I can't advocate for or against these sites since I use many of them daily. I have a Facebook and Twitter account. And I blog here.
And I like pretty things and like my blog page to look pretty.
But not at the expense of getting on with things and doing it. I'm here to blog, not brand.
Ning offers "Branding and visual design freedom" for their user's pages.
The American Marketing Association defines the word "brand" as "A name, term, design, symbol, or any other feature that identifies one seller's good or service as distinct from those of other sellers."
It seems that we're more interested in identifying our differences (a word softened by our use of labels like "unique" instead) than we are in actually coming together and seeing our similarities.
Don't get me wrong. Ning has a great idea, proven by its 4.7 million visitors since January 2009. I've gone on their site and found some networks I'd like to join too.

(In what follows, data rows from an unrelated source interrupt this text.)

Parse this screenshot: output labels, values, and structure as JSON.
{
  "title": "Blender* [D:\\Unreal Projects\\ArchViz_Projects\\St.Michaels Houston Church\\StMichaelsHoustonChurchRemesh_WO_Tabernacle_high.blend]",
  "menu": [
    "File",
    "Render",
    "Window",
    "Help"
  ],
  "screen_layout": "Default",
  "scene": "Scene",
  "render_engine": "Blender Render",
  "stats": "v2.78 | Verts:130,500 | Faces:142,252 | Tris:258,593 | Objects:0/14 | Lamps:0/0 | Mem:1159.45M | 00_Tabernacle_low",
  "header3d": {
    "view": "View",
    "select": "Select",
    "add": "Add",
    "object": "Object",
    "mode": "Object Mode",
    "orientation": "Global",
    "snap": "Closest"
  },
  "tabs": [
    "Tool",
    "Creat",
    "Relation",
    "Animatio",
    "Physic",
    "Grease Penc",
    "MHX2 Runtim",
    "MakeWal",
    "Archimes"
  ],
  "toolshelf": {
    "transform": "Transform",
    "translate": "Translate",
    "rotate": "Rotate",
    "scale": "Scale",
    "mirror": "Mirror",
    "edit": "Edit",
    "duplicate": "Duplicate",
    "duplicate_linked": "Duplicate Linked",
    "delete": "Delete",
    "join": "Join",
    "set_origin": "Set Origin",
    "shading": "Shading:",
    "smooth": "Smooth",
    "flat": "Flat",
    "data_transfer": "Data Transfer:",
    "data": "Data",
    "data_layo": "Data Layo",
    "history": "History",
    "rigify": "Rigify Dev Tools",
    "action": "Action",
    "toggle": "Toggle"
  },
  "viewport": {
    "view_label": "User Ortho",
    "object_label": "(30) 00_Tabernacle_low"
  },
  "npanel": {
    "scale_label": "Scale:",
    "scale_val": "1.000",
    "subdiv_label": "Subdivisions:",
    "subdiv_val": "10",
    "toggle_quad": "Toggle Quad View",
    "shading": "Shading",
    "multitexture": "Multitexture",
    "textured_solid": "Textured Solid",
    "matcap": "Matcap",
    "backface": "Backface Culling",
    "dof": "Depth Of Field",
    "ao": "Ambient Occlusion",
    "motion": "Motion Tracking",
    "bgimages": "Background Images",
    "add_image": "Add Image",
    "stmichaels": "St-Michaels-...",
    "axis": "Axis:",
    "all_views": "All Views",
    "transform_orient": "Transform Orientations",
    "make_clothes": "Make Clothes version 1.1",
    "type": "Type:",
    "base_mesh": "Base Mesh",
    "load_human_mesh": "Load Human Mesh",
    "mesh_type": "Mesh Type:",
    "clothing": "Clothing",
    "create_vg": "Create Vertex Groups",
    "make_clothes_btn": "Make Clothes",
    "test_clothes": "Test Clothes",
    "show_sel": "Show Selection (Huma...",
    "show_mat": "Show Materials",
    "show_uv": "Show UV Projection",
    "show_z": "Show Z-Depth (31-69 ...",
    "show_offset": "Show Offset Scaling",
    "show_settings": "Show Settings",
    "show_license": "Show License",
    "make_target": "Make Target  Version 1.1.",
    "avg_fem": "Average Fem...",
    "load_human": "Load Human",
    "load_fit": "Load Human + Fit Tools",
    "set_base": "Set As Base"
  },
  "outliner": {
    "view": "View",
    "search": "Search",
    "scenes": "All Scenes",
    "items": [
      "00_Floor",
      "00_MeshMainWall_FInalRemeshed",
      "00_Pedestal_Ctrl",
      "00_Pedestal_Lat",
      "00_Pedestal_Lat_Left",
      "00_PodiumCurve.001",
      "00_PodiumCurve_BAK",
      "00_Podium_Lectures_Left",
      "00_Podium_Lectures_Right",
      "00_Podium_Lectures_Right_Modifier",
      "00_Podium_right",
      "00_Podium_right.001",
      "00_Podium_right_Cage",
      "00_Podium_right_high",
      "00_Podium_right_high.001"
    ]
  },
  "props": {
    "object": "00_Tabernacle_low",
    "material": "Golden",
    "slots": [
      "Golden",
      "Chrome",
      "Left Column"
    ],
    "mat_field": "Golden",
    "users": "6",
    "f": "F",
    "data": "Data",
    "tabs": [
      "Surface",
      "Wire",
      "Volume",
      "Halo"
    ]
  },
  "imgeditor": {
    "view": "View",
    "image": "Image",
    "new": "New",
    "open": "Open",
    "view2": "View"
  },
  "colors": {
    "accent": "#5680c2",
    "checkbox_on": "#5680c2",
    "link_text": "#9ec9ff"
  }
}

But here's the thing, I have joined "causes" and networks on my Facebook page.
I joined them, and then promptly forgot about them.
Online flowers, no matter how well-designed or inspired, are incapable of smelling sweet.
Perhaps instead of creating a "new chapter in how people create, organize, and communicate online" we should log-off and start interacting like we used to, with all its potential dysfunction and mess.
Call someone instead of texting (my admitted vice), send them a card instead of an email, go down to the volunteer office of your favourite cause and spend a day in service, rent or buy that bike and join the cycling club.
Let's become experts at real-life communication before we start revolutionizing the world online.